Building machine learning systems in 2019 feels like stacking together Lego. Except, you have to construct all the Lego pieces from scratch. In the dark.

Setting the scene

This essay starts by defining what I mean by a machine learning system. I then discuss why machine learning systems have high essential complexity: complexity that cannot be reduced, and is inherent to the system. Given this complexity, I then provide arguments for dimensions that can increase or decrease system complexity. I conclude by musing about the future of building these systems in an applied context.

'Why does this guy feel qualified to talk about machine learning systems?', you might be thinking. I spent 4 years at Ravelin building a real-time fraud detection system with a bunch of very smart and friendly people: please go and work there if you're also smart and friendly.

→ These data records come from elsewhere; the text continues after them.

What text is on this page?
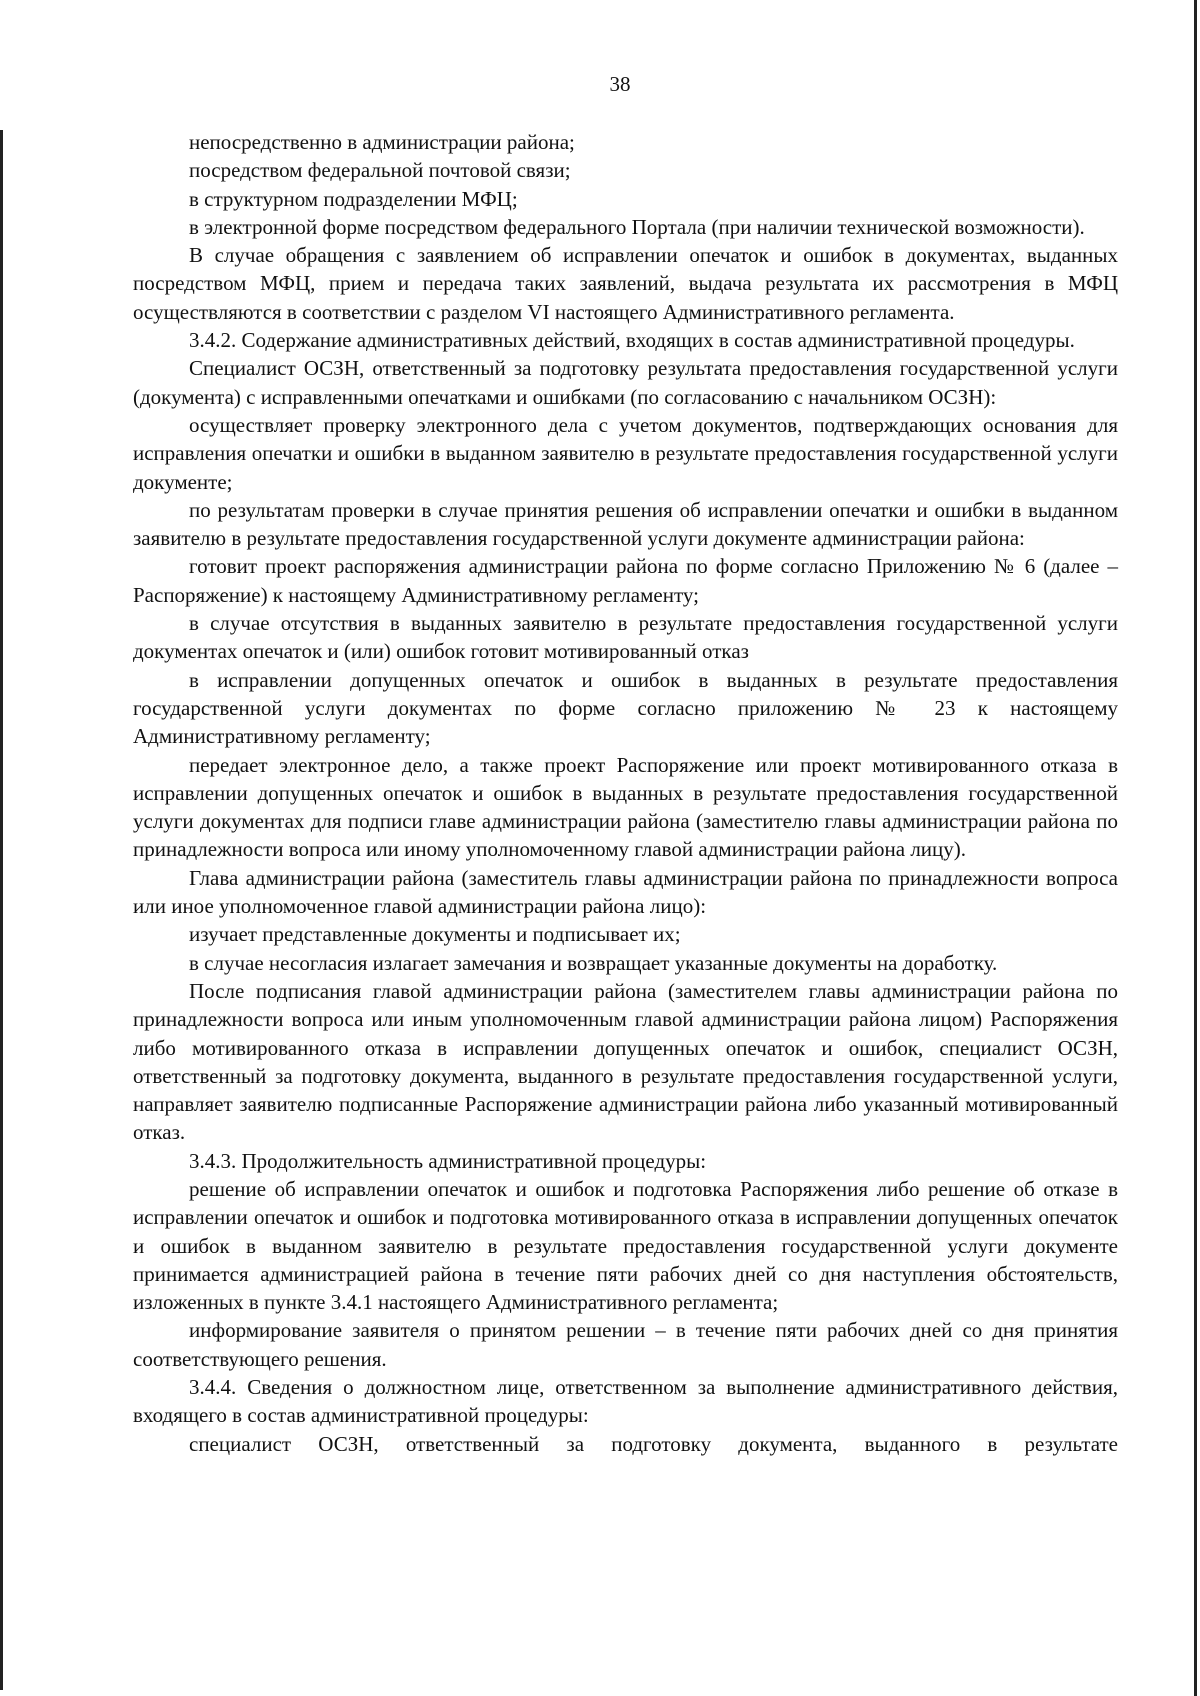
38

непосредственно в администрации района;

посредством федеральной почтовой связи;

в структурном подразделении МФЦ;

в электронной форме посредством федерального Портала (при наличии технической возможности).

В случае обращения с заявлением об исправлении опечаток и ошибок в документах, выданных посредством МФЦ, прием и передача таких заявлений, выдача результата их рассмотрения в МФЦ осуществляются в соответствии с разделом VI настоящего Административного регламента.

3.4.2. Содержание административных действий, входящих в состав административной процедуры.

Специалист ОСЗН, ответственный за подготовку результата предоставления государственной услуги (документа) с исправленными опечатками и ошибками (по согласованию с начальником ОСЗН):

осуществляет проверку электронного дела с учетом документов, подтверждающих основания для исправления опечатки и ошибки в выданном заявителю в результате предоставления государственной услуги документе;

по результатам проверки в случае принятия решения об исправлении опечатки и ошибки в выданном заявителю в результате предоставления государственной услуги документе администрации района:

готовит проект распоряжения администрации района по форме согласно Приложению № 6 (далее – Распоряжение) к настоящему Административному регламенту;

в случае отсутствия в выданных заявителю в результате предоставления государственной услуги документах опечаток и (или) ошибок готовит мотивированный отказ

в исправлении допущенных опечаток и ошибок в выданных в результате предоставления государственной услуги документах по форме согласно приложению № 23 к настоящему Административному регламенту;

передает электронное дело, а также проект Распоряжение или проект мотивированного отказа в исправлении допущенных опечаток и ошибок в выданных в результате предоставления государственной услуги документах для подписи главе администрации района (заместителю главы администрации района по принадлежности вопроса или иному уполномоченному главой администрации района лицу).

Глава администрации района (заместитель главы администрации района по принадлежности вопроса или иное уполномоченное главой администрации района лицо):

изучает представленные документы и подписывает их;

в случае несогласия излагает замечания и возвращает указанные документы на доработку.

После подписания главой администрации района (заместителем главы администрации района по принадлежности вопроса или иным уполномоченным главой администрации района лицом) Распоряжения либо мотивированного отказа в исправлении допущенных опечаток и ошибок, специалист ОСЗН, ответственный за подготовку документа, выданного в результате предоставления государственной услуги, направляет заявителю подписанные Распоряжение администрации района либо указанный мотивированный отказ.

3.4.3. Продолжительность административной процедуры:

решение об исправлении опечаток и ошибок и подготовка Распоряжения либо решение об отказе в исправлении опечаток и ошибок и подготовка мотивированного отказа в исправлении допущенных опечаток и ошибок в выданном заявителю в результате предоставления государственной услуги документе принимается администрацией района в течение пяти рабочих дней со дня наступления обстоятельств, изложенных в пункте 3.4.1 настоящего Административного регламента;

информирование заявителя о принятом решении – в течение пяти рабочих дней со дня принятия соответствующего решения.

3.4.4. Сведения о должностном лице, ответственном за выполнение административного действия, входящего в состав административной процедуры:

специалист ОСЗН, ответственный за подготовку документа, выданного в результате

The product had machine learning models at the core, and was surrounded by a significant amount of infrastructure required to enable and support them. The system was complex, but was necessary to achieve our great performance. I saw first hand what is required for machine learning to succeed, and debugged the many strange ways that the system can fail. I now work at Monzo, where I work closely with the Machine Learning team.

My experience is building applied machine learning systems: systems that intervene in the real world to help make some decision and take some action. Academic developments are interesting, but I'm quite far away from that field. I am a pragmatic fellow, and my passion is in building things that provide value to people. Please view the rest of this essay with that lens. Let us begin.

What is a machine learning system?

Imagine a box, where some data goes in, and a prediction comes out. This is usually a probability of the data belonging to some class (classification), or some estimate of a continuous value (regression). This prediction can be used by itself, or an input into another product or system. The 'system' is the model that generates the prediction, plus the necessary layers of infrastructure on top required to give the model the required input data, interact with it and make it useful and safe. The surrounding infrastructure varies in form: monitoring systems, feature serving services, A/B testing, services to serve the model, tools to introspect the model, shadow model systems to compare new models - the list goes on. The model itself usually forms a very small part of the system; say 5-10%.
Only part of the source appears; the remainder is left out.